If last week’s Downton Abbey was all about the initial power war has to upset the social order, this week’s episode was about the lingering power of institutions, whether the idea that a man headed off to war is entitled to a sweetheart; the sororicidal battles between women for position; or the ability of the servant class to conduct intense power struggles entirely beyond the notice of their employers. It’s fitting, given that theme, that it seems we’re locked into some old plots this week, as Thomas returns to cause all sorts of trouble at Downton, but with increased capacity to sow dissension now that he can play Cora and Isobel off against each other; Mr. Bates and Anna seem locked in a stalemate by his iron and the pace of English legal proceedings; and Sybil and Branson have trouble understanding each other.
It was awful to see Daisy trapped this week, forced into accepting William’s proposal by Mrs. Patmore’s theories of troop morale, forced by William into announcing their engagement prematurely, and then told by Mrs. Harris that she should stay downstairs because “No, Daisy. Not you. The war has not changed everything.” There’s no question that Daisy is safer at Downton than she might be under other circumstances, but the very things that keep her safe and provided for also keep her trapped. It never occurs to anyone that Daisy might have a mind of her own — in fact, Thomas and O’Brien’s machinations against Mr. Bates last season depended on the idea that her head could be sown with any idea no matter how ludicrous. There’s a real sadness in that belief that could morph into a ruined life if William survives, and Daisy is railroaded into marrying him against her desires.

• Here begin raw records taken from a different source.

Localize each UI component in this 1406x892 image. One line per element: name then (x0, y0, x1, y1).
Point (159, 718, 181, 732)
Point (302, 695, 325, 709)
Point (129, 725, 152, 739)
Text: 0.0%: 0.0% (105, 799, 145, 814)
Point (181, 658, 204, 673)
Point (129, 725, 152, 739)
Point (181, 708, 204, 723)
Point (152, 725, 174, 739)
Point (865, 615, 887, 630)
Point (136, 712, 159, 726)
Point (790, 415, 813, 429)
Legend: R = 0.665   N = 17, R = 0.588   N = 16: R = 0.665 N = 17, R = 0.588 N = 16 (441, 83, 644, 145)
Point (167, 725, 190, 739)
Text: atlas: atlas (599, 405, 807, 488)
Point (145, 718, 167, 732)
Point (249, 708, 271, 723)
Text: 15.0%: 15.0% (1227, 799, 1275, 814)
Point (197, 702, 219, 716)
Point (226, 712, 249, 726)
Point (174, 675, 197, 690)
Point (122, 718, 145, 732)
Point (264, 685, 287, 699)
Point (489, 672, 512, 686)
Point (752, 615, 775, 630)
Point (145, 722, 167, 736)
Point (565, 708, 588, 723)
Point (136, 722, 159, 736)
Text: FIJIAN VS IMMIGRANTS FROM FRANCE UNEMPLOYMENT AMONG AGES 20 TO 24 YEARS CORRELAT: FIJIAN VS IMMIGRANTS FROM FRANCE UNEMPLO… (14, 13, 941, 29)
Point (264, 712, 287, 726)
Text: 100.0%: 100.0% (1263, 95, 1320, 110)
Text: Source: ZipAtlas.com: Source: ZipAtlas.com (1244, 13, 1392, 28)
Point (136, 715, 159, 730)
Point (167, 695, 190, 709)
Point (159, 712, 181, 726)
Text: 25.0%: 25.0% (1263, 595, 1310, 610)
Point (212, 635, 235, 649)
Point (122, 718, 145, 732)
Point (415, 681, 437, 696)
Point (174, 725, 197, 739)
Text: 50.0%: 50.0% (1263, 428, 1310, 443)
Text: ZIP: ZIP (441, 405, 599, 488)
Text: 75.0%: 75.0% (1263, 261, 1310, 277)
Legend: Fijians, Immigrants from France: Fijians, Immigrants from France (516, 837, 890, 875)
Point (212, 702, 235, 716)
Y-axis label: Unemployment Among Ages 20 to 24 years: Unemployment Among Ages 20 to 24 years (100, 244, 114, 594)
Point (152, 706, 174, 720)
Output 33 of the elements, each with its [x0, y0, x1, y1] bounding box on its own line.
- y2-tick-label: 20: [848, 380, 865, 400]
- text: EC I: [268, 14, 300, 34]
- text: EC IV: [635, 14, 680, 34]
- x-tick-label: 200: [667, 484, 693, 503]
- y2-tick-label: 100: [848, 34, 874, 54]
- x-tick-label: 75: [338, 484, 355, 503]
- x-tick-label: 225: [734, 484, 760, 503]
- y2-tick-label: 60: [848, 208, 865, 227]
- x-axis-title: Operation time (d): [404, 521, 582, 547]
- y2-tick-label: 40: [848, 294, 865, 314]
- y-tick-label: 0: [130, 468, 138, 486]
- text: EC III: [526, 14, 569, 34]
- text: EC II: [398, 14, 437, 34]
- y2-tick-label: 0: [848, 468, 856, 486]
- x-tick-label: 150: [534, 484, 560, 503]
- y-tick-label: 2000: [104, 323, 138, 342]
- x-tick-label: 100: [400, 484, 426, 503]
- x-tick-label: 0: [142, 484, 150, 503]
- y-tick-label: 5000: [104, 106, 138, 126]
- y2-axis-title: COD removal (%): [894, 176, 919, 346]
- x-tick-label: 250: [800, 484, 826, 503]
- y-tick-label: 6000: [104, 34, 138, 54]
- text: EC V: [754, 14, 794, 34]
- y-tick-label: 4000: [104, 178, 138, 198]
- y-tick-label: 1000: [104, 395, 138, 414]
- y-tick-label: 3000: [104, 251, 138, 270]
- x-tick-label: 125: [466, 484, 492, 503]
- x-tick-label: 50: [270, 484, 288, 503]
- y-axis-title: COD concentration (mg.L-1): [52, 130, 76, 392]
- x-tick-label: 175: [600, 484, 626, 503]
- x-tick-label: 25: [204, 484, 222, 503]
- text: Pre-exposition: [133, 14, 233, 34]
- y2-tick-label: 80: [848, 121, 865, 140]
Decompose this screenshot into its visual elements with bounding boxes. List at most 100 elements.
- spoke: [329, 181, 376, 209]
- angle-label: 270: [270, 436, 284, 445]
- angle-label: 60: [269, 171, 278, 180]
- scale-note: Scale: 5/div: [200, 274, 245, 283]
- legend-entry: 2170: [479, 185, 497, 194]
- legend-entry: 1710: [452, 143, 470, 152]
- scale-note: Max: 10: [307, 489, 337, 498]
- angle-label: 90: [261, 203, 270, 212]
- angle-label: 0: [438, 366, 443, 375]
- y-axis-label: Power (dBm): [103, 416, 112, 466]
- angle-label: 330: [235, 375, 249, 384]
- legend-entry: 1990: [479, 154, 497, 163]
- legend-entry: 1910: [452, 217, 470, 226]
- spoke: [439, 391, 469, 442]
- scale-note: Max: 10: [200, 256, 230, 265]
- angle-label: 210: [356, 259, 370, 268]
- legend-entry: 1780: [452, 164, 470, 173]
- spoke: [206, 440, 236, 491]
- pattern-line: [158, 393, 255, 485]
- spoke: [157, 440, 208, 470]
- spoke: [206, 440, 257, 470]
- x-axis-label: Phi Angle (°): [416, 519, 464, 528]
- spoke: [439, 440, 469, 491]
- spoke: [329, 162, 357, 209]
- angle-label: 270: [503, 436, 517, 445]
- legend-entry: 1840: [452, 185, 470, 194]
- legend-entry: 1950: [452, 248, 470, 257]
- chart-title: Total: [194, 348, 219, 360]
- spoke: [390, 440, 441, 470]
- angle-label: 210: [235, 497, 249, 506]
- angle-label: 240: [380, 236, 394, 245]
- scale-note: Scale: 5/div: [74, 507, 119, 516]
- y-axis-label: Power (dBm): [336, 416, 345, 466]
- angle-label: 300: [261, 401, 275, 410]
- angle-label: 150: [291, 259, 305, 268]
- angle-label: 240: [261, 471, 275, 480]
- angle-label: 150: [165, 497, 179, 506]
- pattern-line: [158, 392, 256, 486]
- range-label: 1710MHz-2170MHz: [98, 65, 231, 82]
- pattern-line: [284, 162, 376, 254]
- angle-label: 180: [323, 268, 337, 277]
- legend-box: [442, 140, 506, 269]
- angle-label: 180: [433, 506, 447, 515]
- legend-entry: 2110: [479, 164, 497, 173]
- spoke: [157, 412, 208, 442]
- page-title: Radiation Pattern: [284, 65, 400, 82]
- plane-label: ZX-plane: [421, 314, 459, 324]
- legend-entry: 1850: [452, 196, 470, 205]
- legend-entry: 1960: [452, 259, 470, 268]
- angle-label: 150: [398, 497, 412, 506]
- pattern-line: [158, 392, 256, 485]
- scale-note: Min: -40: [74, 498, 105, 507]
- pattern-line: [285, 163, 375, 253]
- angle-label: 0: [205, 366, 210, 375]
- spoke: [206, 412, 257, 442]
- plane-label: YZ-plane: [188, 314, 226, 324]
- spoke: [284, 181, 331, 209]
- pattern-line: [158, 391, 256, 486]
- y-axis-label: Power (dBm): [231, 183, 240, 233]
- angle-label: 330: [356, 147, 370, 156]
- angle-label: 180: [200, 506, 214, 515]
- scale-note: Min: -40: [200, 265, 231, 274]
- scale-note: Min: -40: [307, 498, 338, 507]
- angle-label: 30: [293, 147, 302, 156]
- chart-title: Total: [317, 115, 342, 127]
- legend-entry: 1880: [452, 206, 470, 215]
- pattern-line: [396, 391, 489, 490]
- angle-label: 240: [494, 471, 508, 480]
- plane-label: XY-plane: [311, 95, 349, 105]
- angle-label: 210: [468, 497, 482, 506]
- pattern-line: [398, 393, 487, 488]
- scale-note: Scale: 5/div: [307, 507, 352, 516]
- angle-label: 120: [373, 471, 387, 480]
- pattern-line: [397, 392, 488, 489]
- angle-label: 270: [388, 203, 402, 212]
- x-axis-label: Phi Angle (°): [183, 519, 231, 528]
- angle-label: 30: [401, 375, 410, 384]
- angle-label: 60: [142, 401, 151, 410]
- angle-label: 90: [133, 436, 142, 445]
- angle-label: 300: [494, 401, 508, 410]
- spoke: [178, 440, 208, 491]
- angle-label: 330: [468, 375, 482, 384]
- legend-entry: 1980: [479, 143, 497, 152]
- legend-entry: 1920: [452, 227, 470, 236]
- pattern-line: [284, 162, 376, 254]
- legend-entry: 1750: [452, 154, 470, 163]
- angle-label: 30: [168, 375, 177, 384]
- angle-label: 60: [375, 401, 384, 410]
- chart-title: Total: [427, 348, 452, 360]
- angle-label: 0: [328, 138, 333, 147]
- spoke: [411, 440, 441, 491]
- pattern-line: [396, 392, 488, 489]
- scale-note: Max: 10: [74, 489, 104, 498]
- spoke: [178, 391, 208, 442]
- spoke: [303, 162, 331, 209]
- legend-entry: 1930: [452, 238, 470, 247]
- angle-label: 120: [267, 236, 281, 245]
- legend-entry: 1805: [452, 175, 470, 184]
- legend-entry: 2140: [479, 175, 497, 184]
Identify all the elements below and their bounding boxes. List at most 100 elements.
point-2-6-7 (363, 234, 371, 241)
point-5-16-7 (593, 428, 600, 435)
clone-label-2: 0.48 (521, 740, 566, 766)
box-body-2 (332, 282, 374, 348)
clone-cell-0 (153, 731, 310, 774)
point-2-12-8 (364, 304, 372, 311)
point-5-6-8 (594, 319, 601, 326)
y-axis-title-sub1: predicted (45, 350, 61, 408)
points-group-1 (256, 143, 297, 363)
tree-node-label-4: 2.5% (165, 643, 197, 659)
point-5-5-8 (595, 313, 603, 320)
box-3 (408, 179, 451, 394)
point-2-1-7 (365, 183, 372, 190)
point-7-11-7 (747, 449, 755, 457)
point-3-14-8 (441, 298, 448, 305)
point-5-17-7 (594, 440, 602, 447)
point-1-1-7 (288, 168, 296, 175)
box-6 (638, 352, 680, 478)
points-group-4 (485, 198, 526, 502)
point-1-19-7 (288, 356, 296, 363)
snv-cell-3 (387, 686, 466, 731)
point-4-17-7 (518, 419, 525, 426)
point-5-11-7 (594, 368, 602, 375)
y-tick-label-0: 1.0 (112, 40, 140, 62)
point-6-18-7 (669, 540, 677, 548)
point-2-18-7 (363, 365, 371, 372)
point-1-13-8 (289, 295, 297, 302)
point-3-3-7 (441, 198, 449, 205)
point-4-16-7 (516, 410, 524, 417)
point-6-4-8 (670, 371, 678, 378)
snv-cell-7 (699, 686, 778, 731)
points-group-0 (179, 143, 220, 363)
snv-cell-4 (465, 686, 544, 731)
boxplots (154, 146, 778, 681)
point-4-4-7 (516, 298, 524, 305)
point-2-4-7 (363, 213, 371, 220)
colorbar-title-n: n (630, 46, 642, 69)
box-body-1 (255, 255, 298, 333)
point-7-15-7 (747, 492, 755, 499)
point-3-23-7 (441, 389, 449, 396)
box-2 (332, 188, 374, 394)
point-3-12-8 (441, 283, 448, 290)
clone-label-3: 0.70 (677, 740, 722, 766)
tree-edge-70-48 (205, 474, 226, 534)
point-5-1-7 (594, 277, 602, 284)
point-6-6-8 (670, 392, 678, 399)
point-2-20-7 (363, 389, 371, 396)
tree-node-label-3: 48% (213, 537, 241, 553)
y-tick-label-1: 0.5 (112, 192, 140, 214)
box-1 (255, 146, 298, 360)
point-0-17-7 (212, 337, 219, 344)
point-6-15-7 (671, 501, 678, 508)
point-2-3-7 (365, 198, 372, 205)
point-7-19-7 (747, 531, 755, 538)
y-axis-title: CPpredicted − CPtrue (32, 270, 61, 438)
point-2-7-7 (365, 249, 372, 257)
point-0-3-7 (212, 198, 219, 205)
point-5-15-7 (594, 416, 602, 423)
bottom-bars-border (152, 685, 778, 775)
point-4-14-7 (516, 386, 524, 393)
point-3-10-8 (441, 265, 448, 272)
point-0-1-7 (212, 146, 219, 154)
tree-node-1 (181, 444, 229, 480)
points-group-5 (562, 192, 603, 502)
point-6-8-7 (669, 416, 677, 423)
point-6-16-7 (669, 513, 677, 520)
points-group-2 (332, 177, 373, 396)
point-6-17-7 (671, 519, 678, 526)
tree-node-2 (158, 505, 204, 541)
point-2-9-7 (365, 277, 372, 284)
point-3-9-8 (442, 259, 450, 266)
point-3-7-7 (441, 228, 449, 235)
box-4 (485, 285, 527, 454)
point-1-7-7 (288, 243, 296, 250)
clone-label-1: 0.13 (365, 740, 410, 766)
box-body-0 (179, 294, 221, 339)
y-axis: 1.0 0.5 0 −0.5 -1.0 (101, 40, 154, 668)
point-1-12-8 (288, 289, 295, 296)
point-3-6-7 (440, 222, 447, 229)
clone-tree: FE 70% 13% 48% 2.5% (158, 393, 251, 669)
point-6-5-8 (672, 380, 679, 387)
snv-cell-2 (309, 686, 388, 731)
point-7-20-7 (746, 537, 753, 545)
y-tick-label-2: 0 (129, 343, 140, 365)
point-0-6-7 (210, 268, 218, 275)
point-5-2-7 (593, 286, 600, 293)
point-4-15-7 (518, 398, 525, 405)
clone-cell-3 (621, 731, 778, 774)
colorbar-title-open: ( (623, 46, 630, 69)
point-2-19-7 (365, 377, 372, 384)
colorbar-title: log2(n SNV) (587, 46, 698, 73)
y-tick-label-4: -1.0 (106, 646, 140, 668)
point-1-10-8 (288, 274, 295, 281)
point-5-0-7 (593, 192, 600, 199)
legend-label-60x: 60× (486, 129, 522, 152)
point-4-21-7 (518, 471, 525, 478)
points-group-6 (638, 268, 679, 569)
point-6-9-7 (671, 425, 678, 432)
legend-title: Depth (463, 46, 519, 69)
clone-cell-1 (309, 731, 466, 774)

She’s not the only woman torn between her heart and norms, enforced by both law and society, that govern the behavior of women. When Anna finds Mr. Bates, she’s relieved to find out he’s found grounds for a divorce, but disconcerted by the revelation that “for her to divorce me, she needs something beyond adultery…for a husband, adultery is enough.” But when she ventures that that seems unjust, the force of Bates’ passion barrels past her bloom of a political opinion. “I don’t care about fairness,” Mr. Bates declares. “I care about you.” And he refuses to sleep with her, even when she points out “it’s not against the law to take a mistress, Mr. Bates.” Meanwhile, back at Downton, Ethel’s willingness to be sexually available gets her on Mrs. Hughes’ watch list, but it also lands her a date with a soldier that may put paid to her saucy talk.
While women are at subtle odds in those situations, they’re at outright war when it comes to the struggle between Isobel and Cora for control over Downton in its role as convalescent home, and Rosalind is trying to make a cold war hot by prodding Mary to slander Lavinia and break her engagement to Matthew. The first debate is exacerbated by Thomas, who’s returned to Downton determined to take Carson down a peg and with new power to manipulate the people upstairs. I have mixed feelings about Thomas’s manuverings here — the pilot this season suggested some real growth, so it’s disconcerting to see both him and O’Brien fall into old patterns. I hope there are longer games here that move both of them forward, or tragedies born of their limitations. But it’s fascinating to watch Isobel and Cora go at least other in conversations that come up to the very edge of civility. And of course it’s the civility that matters: one of Cora’s complaints is that Isobel has usurped her place with her servants. Cora has more social pull than Isobel does, while Isobel has more practical skills. It’s Edith, perhaps, who represents a way forward, combining Cora’s graces with Isobel’s unflinching desire to connect, even when it means confronting wounds like the amputation that took Captain Smiley’s hand (I am, for the record, considering him George’s father). Seeing the General call her out for her good deeds gave me hope that Edith will find her own way, a typically middle-child blending of Mary’s conventionality and Sybil’s rebellions.